In the most triumphant of the galleries in “Pittura/Panorama,” two of Frankenthaler’s mural-size paintings hung on opposite walls facing each other in conversation and catching viewers in a volley of ideas and actions. On one side was Riverhead, 1963, with its enormous washes of blue edged in purple, pink, and orange, all looming over a peekaboo glimpse of green, like an ocean exploding to eclipse the sunset above it. The painting suggests any number of coastlines, marshes, inlets, conjuring powerful sense memories of long-ago summers, of seasons spent on salty shores. On the other side of the gallery was the very different For E.M., 1981, which offers a mind-bending variation on a tiny 1864 still life by Édouard Manet, to whom it is dedicated. Frankenthaler’s painting replicates Manet’s colors and the exact qualities of his light, but instead of duplicating his composition—a fish slapped down on a tablecloth next to a lemon, a pot, a handful of oysters, and an eel—her work is totally abstract, a gorgeously balanced array of bold shapes and suggestive brushwork. Well, perhaps not totally abstract: Frankenthaler perfectly—and humorously—mirrors the glimmering underbelly of Manet’s central subject.

For all the graceful rhythm of the pairing of the Italian terms pittura and panorama in the exhibition’s title, there was something slightly awkward about its oblique allusion to upright easel painting, given Frankenthaler’s well-established propensity (illustrated in the show itself by two large archival photographs) for applying paint to canvases that lay flat on the floor. But to offer such a minor criticism seems discourteous when considering a show that illuminated so much. The exhibition drew a crucial line from Frankenthaler’s lesser known late paintings of the 1990s back to her 1966 visit to Venice, highlighting the ways in which Venetian painters influenced her formation. In the accompanying catalogue, art historian Pepe Karmel argues that “having observed old master painting firsthand in the summer of 1948, when she visited London, Amsterdam, and other European cities, [Frankenthaler] would have been aware that such elongated proportions were associated not just with landscape in general but with marine painting in particular. Before the first touch of the brush, the proportions of the canvas evoked the sublime expanse of the sea.” To his point, there may be hints of Titian and Tintoretto, as filtered through the Venetian paintings of J. M. W. Turner, in Maelstrom and Barometer, both 1992. One may trace a direct path from her early seas to her later depictions of atmospheric conditions like fog and mist, while in the painterly physicality of other later works, such as Overture, 1990, storm-like accumulations of gesture suggest states of mind as vividly as the force fields and phenomena of the natural world.
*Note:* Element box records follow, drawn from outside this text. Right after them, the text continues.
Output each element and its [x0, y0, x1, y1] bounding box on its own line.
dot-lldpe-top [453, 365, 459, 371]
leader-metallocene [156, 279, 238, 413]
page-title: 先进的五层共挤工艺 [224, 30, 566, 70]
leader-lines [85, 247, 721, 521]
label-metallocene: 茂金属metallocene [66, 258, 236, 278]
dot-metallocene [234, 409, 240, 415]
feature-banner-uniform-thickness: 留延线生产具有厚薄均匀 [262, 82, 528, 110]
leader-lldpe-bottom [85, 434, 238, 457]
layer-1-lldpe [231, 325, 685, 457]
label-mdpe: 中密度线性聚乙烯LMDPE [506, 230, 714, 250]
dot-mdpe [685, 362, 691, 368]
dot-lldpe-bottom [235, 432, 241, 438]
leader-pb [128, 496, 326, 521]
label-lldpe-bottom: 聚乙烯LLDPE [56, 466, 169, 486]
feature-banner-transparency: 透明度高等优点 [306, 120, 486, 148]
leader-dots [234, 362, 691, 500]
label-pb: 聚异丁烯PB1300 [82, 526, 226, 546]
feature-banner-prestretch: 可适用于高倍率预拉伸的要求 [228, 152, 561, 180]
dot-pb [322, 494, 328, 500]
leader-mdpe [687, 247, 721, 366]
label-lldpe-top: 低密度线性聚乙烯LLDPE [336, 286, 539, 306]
“Pittura/Panorama,” organized by the Helen Frankenthaler Foundation and Venetian Heritage (and staged in the newly restored Palazzo Grimani), followed on the heels of an exhibition of the artist’s work at Gagosian in Rome and coincided with two more: “Abstract Climates” at the Parrish Art Museum in Water Mill, New York, which focused on the paintings Frankenthaler made during her many summers in Provincetown, Massachusetts, and “Seven Types of Ambiguity” at the Princeton University Art Museum in New Jersey, which opened up the world of her printmaking. While these shows all relied on some of the same institutional factors (most notably the involvement of the foundation, Gagosian, and the curator John Elderfield in an advisory role), there was virtually no overlap among them. Each exhibition featured completely different works and put forth distinct sets of ideas and frameworks for revisiting Frankenthaler’s oeuvre. Shedding light on such varied aspects of her practice, they were like widely spaced points on a map, hinting at the contours of a territory clearly beautiful but not yet fully known. 

Kaelen Wilson-Goldie is a critic based in New York and Beirut.